Comme c’est souvent le cas dans les animations de rue, le spectacle se déroule souvent du côté des … spectateurs. Inaugurant le festival de rue de Beyrouth, la compagnie française Exnihilo a donné deux représentations dimanche et lundi de sa dernière danse performance Calle Obrapia n°4.
« L’espace extérieur est notre scène. Nous avons, au travers de nos créations, toujours affirmé notre volonté d’intervenir sur la vie de la cité, ses espaces publics, son tissu social et culturel », indique Anne, directrice artistique du collectif marseillais.
Les espaces et leurs usages, les relations entre les hommes forment les contraintes d’Exnihilo. Depuis 1997, date de sa première création La plus belle heure, la compagnie ne cesse d’investir de nouveaux espaces : une plage en Hollande pour son spectacle Loin de là en 2000, une place publique avec Salida en 2001, le quartier Belsunce à Marseille ; une rue de La Havane, qui a donné son nom à Calle Obrapia n° 4, une danse présentée également à Gênes avant d’être donnée à Maarad.

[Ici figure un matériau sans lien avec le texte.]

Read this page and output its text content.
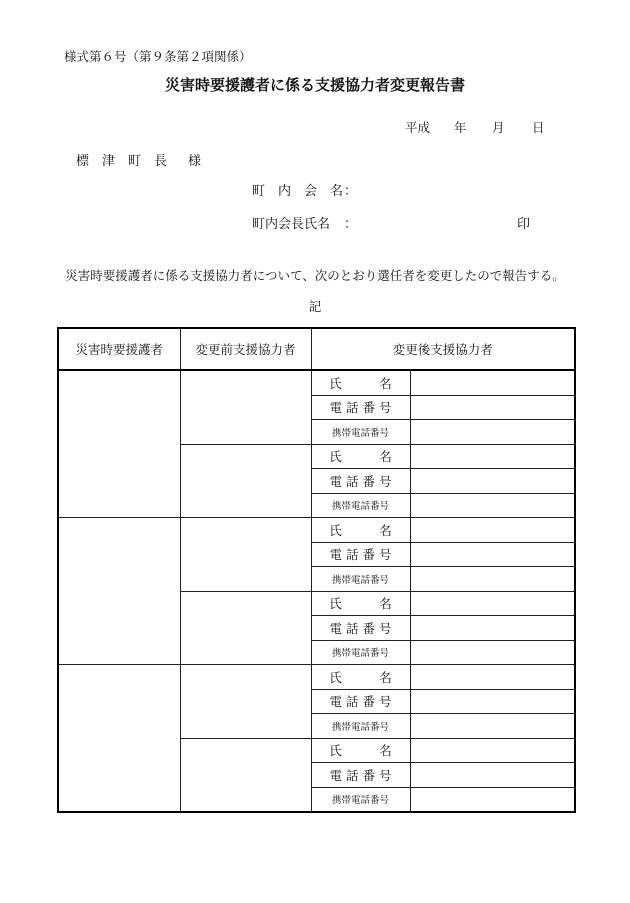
様式第６号（第９条第２項関係）
災害時要援護者に係る支援協力者変更報告書
平成 年 月 日
標　津　町　長 様
町　内　会　名 ：
町内会長氏名 ：	印
災害時要援護者に係る支援協力者について、次のとおり選任者を変更したので報告する。
記
災害時要援護者	変更前支援協力者	変更後支援協力者	
		氏　　　名	
		電 話 番 号	
		携帯電話番号	
		氏　　　名	
		電 話 番 号	
		携帯電話番号	
		氏　　　名	
		電 話 番 号	
		携帯電話番号	
		氏　　　名	
		電 話 番 号	
		携帯電話番号	
		氏　　　名	
		電 話 番 号	
		携帯電話番号	
		氏　　　名	
		電 話 番 号	
		携帯電話番号	
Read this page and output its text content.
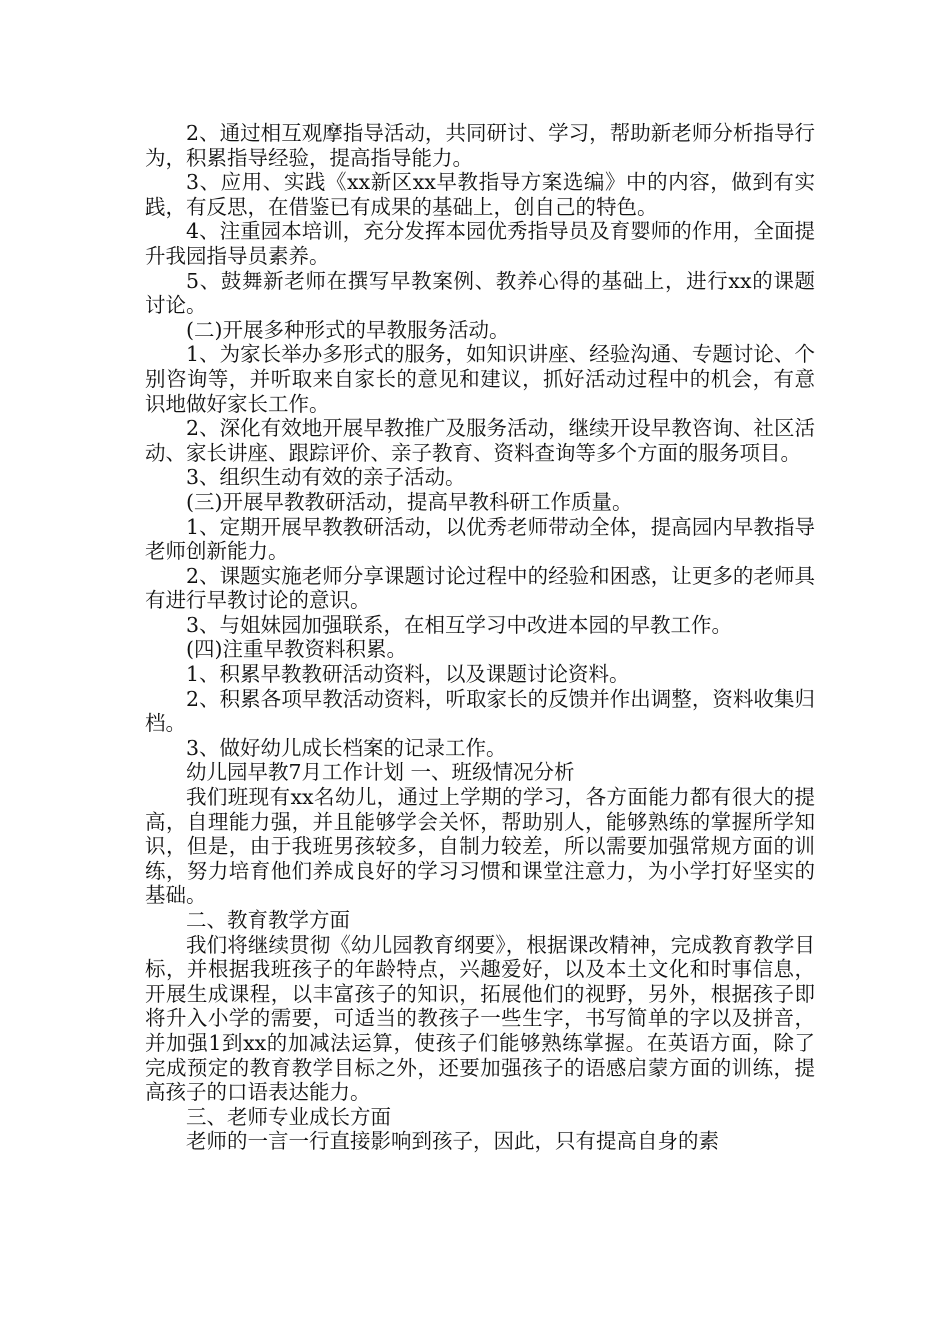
2、通过相互观摩指导活动，共同研讨、学习，帮助新老师分析指导行为，积累指导经验，提高指导能力。

3、应用、实践《xx新区xx早教指导方案选编》中的内容，做到有实践，有反思，在借鉴已有成果的基础上，创自己的特色。

4、注重园本培训，充分发挥本园优秀指导员及育婴师的作用，全面提升我园指导员素养。

5、鼓舞新老师在撰写早教案例、教养心得的基础上，进行xx的课题讨论。

(二)开展多种形式的早教服务活动。

1、为家长举办多形式的服务，如知识讲座、经验沟通、专题讨论、个别咨询等，并听取来自家长的意见和建议，抓好活动过程中的机会，有意识地做好家长工作。

2、深化有效地开展早教推广及服务活动，继续开设早教咨询、社区活动、家长讲座、跟踪评价、亲子教育、资料查询等多个方面的服务项目。

3、组织生动有效的亲子活动。

(三)开展早教教研活动，提高早教科研工作质量。

1、定期开展早教教研活动，以优秀老师带动全体，提高园内早教指导老师创新能力。

2、课题实施老师分享课题讨论过程中的经验和困惑，让更多的老师具有进行早教讨论的意识。

3、与姐妹园加强联系，在相互学习中改进本园的早教工作。

(四)注重早教资料积累。

1、积累早教教研活动资料，以及课题讨论资料。

2、积累各项早教活动资料，听取家长的反馈并作出调整，资料收集归档。

3、做好幼儿成长档案的记录工作。

幼儿园早教7月工作计划 一、班级情况分析

我们班现有xx名幼儿，通过上学期的学习，各方面能力都有很大的提高，自理能力强，并且能够学会关怀，帮助别人，能够熟练的掌握所学知识，但是，由于我班男孩较多，自制力较差，所以需要加强常规方面的训练，努力培育他们养成良好的学习习惯和课堂注意力，为小学打好坚实的基础。

二、教育教学方面

我们将继续贯彻《幼儿园教育纲要》，根据课改精神，完成教育教学目标，并根据我班孩子的年龄特点，兴趣爱好，以及本土文化和时事信息，开展生成课程，以丰富孩子的知识，拓展他们的视野，另外，根据孩子即将升入小学的需要，可适当的教孩子一些生字，书写简单的字以及拼音，并加强1到xx的加减法运算，使孩子们能够熟练掌握。在英语方面，除了完成预定的教育教学目标之外，还要加强孩子的语感启蒙方面的训练，提高孩子的口语表达能力。

三、老师专业成长方面

老师的一言一行直接影响到孩子，因此，只有提高自身的素
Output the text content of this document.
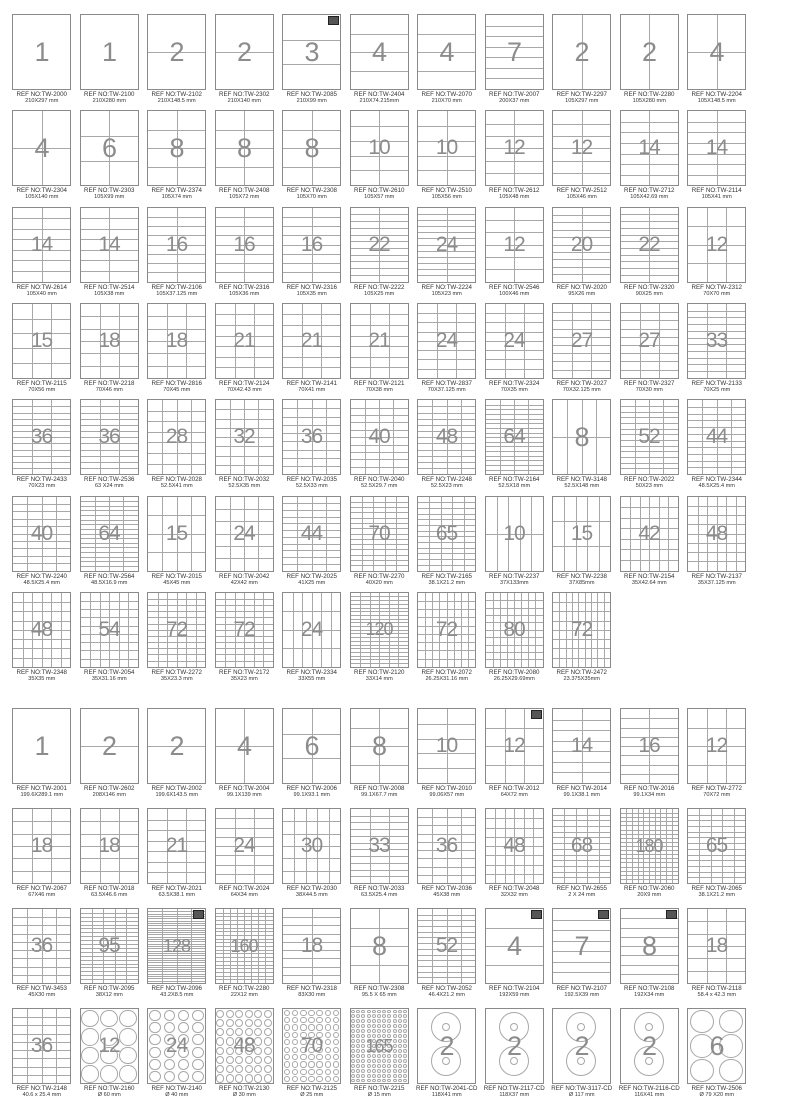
1
REF NO:TW-2000
210X297 mm
1
REF NO:TW-2100
210X280 mm
2
REF NO:TW-2102
210X148.5 mm
2
REF NO:TW-2302
210X140 mm
3
REF NO:TW-2085
210X99 mm
4
REF NO:TW-2404
210X74.215mm
4
REF NO:TW-2070
210X70 mm
7
REF NO:TW-2007
200X37 mm
2
REF NO:TW-2297
105X297 mm
2
REF NO:TW-2280
105X280 mm
4
REF NO:TW-2204
105X148.5 mm
4
REF NO:TW-2304
105X140 mm
6
REF NO:TW-2303
105X99 mm
8
REF NO:TW-2374
105X74 mm
8
REF NO:TW-2408
105X72 mm
8
REF NO:TW-2308
105X70 mm
10
REF NO:TW-2610
105X57 mm
10
REF NO:TW-2510
105X56 mm
12
REF NO:TW-2612
105X48 mm
12
REF NO:TW-2512
105X46 mm
14
REF NO:TW-2712
105X42.69 mm
14
REF NO:TW-2114
105X41 mm
14
REF NO:TW-2614
105X40 mm
14
REF NO:TW-2514
105X38 mm
16
REF NO:TW-2106
105X37.125 mm
16
REF NO:TW-2316
105X36 mm
16
REF NO:TW-2316
105X35 mm
22
REF NO:TW-2222
105X25 mm
24
REF NO:TW-2224
105X23 mm
12
REF NO:TW-2546
100X46 mm
20
REF NO:TW-2020
95X26 mm
22
REF NO:TW-2320
90X25 mm
12
REF NO:TW-2312
70X70 mm
15
REF NO:TW-2115
70X56 mm
18
REF NO:TW-2218
70X46 mm
18
REF NO:TW-2816
70X45 mm
21
REF NO:TW-2124
70X42.43 mm
21
REF NO:TW-2141
70X41 mm
21
REF NO:TW-2121
70X38 mm
24
REF NO:TW-2837
70X37.125 mm
24
REF NO:TW-2324
70X35 mm
27
REF NO:TW-2027
70X32.125 mm
27
REF NO:TW-2327
70X30 mm
33
REF NO:TW-2133
70X25 mm
36
REF NO:TW-2433
70X23 mm
36
REF NO:TW-2536
63 X24 mm
28
REF NO:TW-2028
52.5X41 mm
32
REF NO:TW-2032
52.5X35 mm
36
REF NO:TW-2035
52.5X33 mm
40
REF NO:TW-2040
52.5X29.7 mm
48
REF NO:TW-2248
52.5X23 mm
64
REF NO:TW-2164
52.5X18 mm
8
REF NO:TW-3148
52.5X148 mm
52
REF NO:TW-2022
50X23 mm
44
REF NO:TW-2344
48.5X25.4 mm
40
REF NO:TW-2240
48.5X25.4 mm
64
REF NO:TW-2564
48.5X16.9 mm
15
REF NO:TW-2015
45X45 mm
24
REF NO:TW-2042
42X42 mm
44
REF NO:TW-2025
41X25 mm
70
REF NO:TW-2270
40X20 mm
65
REF NO:TW-2165
38.1X21.2 mm
10
REF NO:TW-2237
37X133mm
15
REF NO:TW-2238
37X85mm
42
REF NO:TW-2154
35X42.64 mm
48
REF NO:TW-2137
35X37.125 mm
48
REF NO:TW-2348
35X35 mm
54
REF NO:TW-2054
35X31.16 mm
72
REF NO:TW-2272
35X23.3 mm
72
REF NO:TW-2172
35X23 mm
24
REF NO:TW-2334
33X55 mm
120
REF NO:TW-2120
33X14 mm
72
REF NO:TW-2072
26.25X31.16 mm
80
REF NO:TW-2080
26.25X29.69mm
72
REF NO:TW-2472
23.375X35mm
1
REF NO:TW-2001
199.6X289.1 mm
2
REF NO:TW-2602
208X146 mm
2
REF NO:TW-2002
199.6X143.5 mm
4
REF NO:TW-2004
99.1X139 mm
6
REF NO:TW-2006
99.1X93.1 mm
8
REF NO:TW-2008
99.1X67.7 mm
10
REF NO:TW-2010
99.06X57 mm
12
REF NO:TW-2012
64X72 mm
14
REF NO:TW-2014
99.1X38.1 mm
16
REF NO:TW-2016
99.1X34 mm
12
REF NO:TW-2772
70X72 mm
18
REF NO:TW-2067
67X46 mm
18
REF NO:TW-2018
63.5X46.6 mm
21
REF NO:TW-2021
63.5X38.1 mm
24
REF NO:TW-2024
64X34 mm
30
REF NO:TW-2030
38X44.5 mm
33
REF NO:TW-2033
63.5X25.4 mm
36
REF NO:TW-2036
45X38 mm
48
REF NO:TW-2048
32X32 mm
68
REF NO:TW-2655
2 X 24 mm
180
REF NO:TW-2060
20X9 mm
65
REF NO:TW-2065
38.1X21.2 mm
36
REF NO:TW-3453
45X30 mm
95
REF NO:TW-2095
38X12 mm
128
REF NO:TW-2096
43.2X8.5 mm
160
REF NO:TW-2280
22X12 mm
18
REF NO:TW-2318
83X30 mm
8
REF NO:TW-2308
95.5 X 65 mm
52
REF NO:TW-2052
46.4X21.2 mm
4
REF NO:TW-2104
192X59 mm
7
REF NO:TW-2107
192.5X39 mm
8
REF NO:TW-2108
192X34 mm
18
REF NO:TW-2118
58.4 x 42.3 mm
36
REF NO:TW-2148
40.6 x 25.4 mm
12
REF NO:TW-2160
Ø 60 mm
24
REF NO:TW-2140
Ø 40 mm
48
REF NO:TW-2130
Ø 30 mm
70
REF NO:TW-2125
Ø 25 mm
165
REF NO:TW-2215
Ø 15 mm
2
REF NO:TW-2041-CD
118X41 mm
2
REF NO:TW-2117-CD
118X37 mm
2
REF NO:TW-3117-CD
Ø 117 mm
2
REF NO:TW-2116-CD
116X41 mm
6
REF NO:TW-2506
Ø 79 X20 mm
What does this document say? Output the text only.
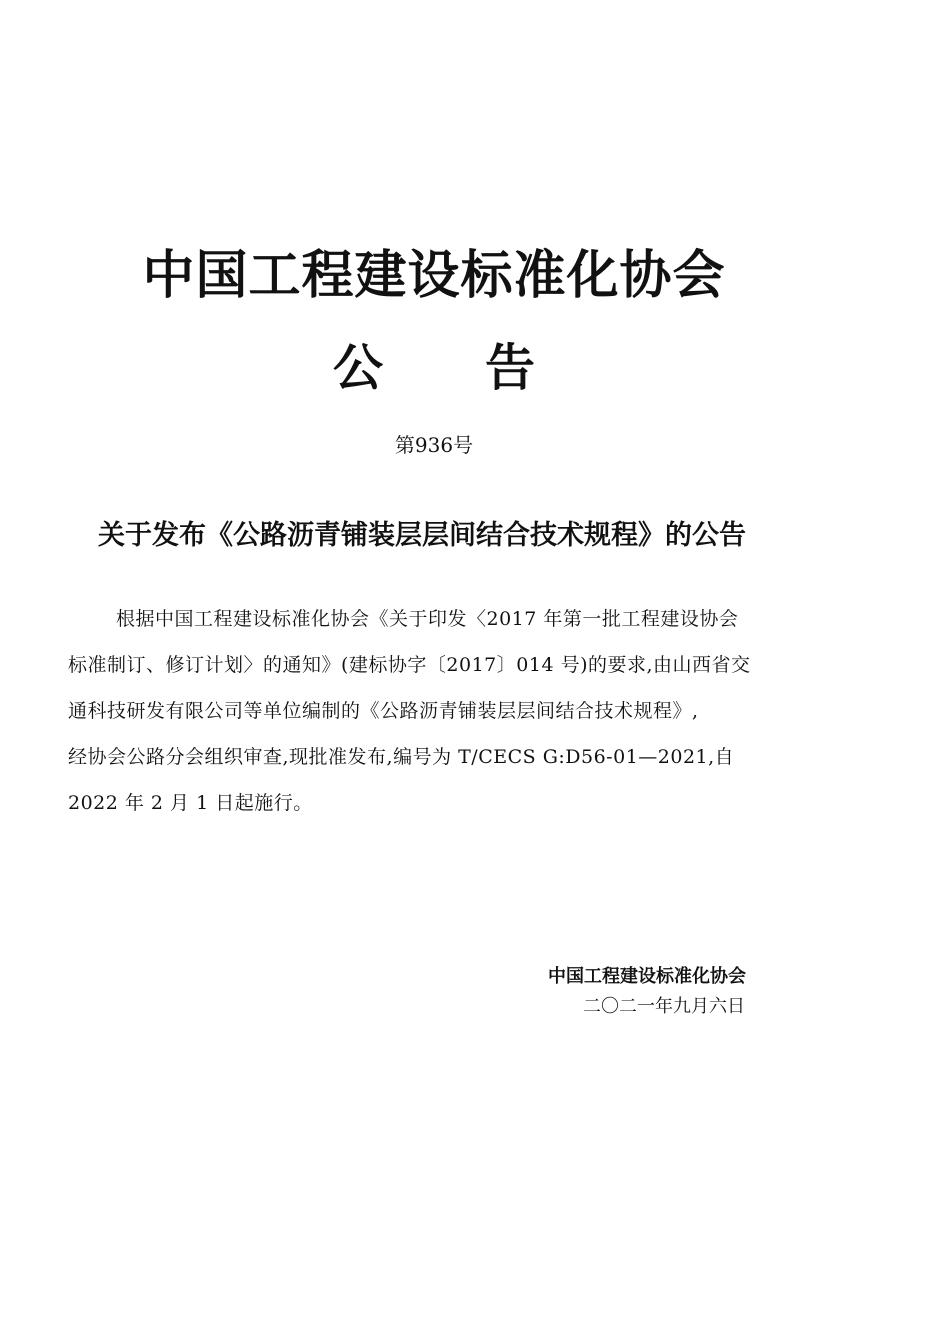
中国工程建设标准化协会
公 告
第936号
关于发布《公路沥青铺装层层间结合技术规程》的公告
根据中国工程建设标准化协会《关于印发〈2017 年第一批工程建设协会
标准制订、修订计划〉的通知》(建标协字〔2017〕014 号)的要求,由山西省交
通科技研发有限公司等单位编制的《公路沥青铺装层层间结合技术规程》,
经协会公路分会组织审查,现批准发布,编号为 T/CECS G:D56-01—2021,自
2022 年 2 月 1 日起施行。
中国工程建设标准化协会
二〇二一年九月六日
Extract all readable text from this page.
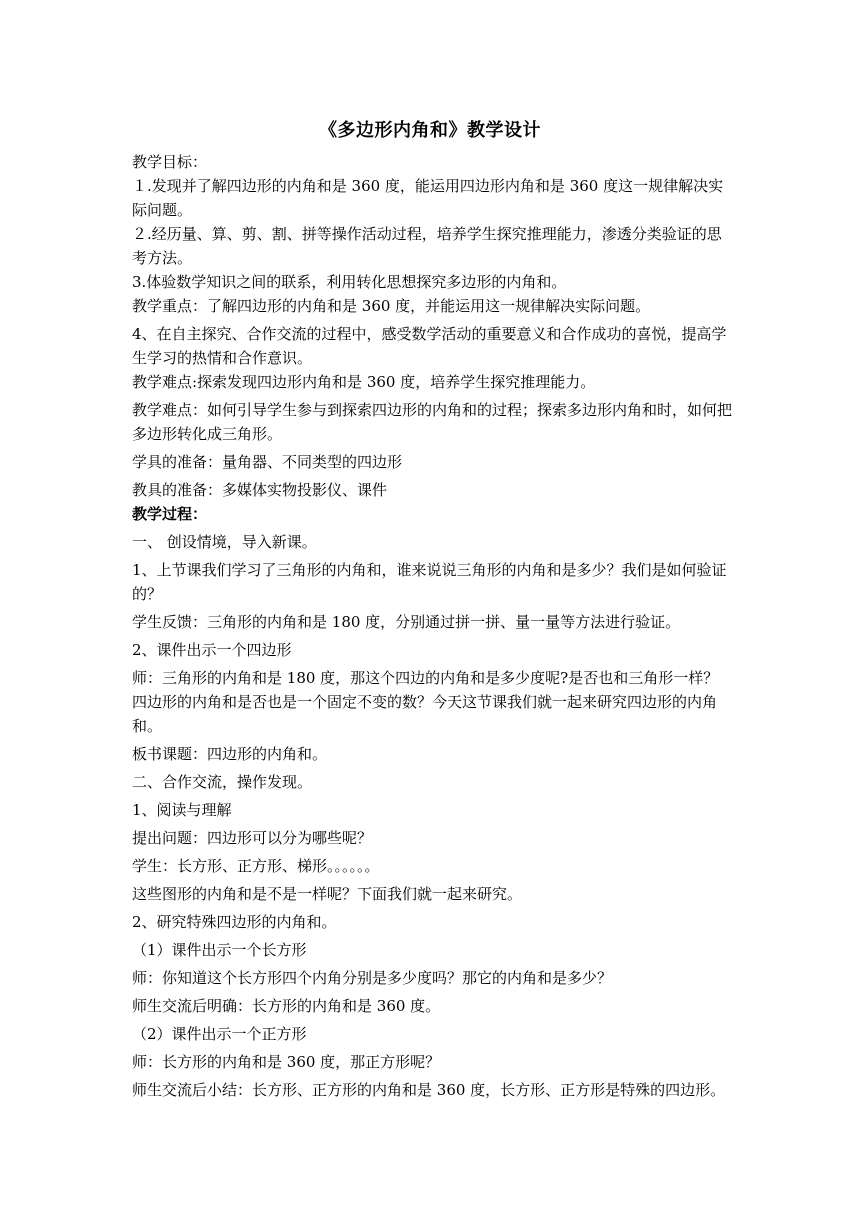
《多边形内角和》教学设计

教学目标：

１.发现并了解四边形的内角和是 360 度，能运用四边形内角和是 360 度这一规律解决实际问题。

２.经历量、算、剪、割、拼等操作活动过程，培养学生探究推理能力，渗透分类验证的思考方法。

3.体验数学知识之间的联系，利用转化思想探究多边形的内角和。

教学重点：了解四边形的内角和是 360 度，并能运用这一规律解决实际问题。

4、在自主探究、合作交流的过程中，感受数学活动的重要意义和合作成功的喜悦，提高学生学习的热情和合作意识。

教学难点:探索发现四边形内角和是 360 度，培养学生探究推理能力。

教学难点：如何引导学生参与到探索四边形的内角和的过程；探索多边形内角和时，如何把多边形转化成三角形。

学具的准备：量角器、不同类型的四边形

教具的准备：多媒体实物投影仪、课件

教学过程：

一、 创设情境，导入新课。

1、上节课我们学习了三角形的内角和，谁来说说三角形的内角和是多少？我们是如何验证的？

学生反馈：三角形的内角和是 180 度，分别通过拼一拼、量一量等方法进行验证。

2、课件出示一个四边形

师：三角形的内角和是 180 度，那这个四边的内角和是多少度呢?是否也和三角形一样？四边形的内角和是否也是一个固定不变的数？今天这节课我们就一起来研究四边形的内角和。

板书课题：四边形的内角和。

二、合作交流，操作发现。

1、阅读与理解

提出问题：四边形可以分为哪些呢？

学生：长方形、正方形、梯形。。。。。。

这些图形的内角和是不是一样呢？下面我们就一起来研究。

2、研究特殊四边形的内角和。

（1）课件出示一个长方形

师：你知道这个长方形四个内角分别是多少度吗？那它的内角和是多少？

师生交流后明确：长方形的内角和是 360 度。

（2）课件出示一个正方形

师：长方形的内角和是 360 度，那正方形呢？

师生交流后小结：长方形、正方形的内角和是 360 度，长方形、正方形是特殊的四边形。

Trois femmes et deux hommes se cherchent et cherchent une place dans cet univers. Ils s’approchent, se touchent, se caressent, s’affrontent, se défient, s’empoignent. Jeux de jambes, jeux de mains. Des mini-transistors, toutes antennes dehors, se multiplient sur l’asphalte. « Souvent, dans les quartiers étroits, on entend la radio des voisins », indique Jean-Antoine, membre de la troupe.

Danser dehors
« Danser dehors... c’est risquer la danse contre l’ordre bâti, les murs, les pavés, le bitume, le temps, les intempéries, l’imprévu. »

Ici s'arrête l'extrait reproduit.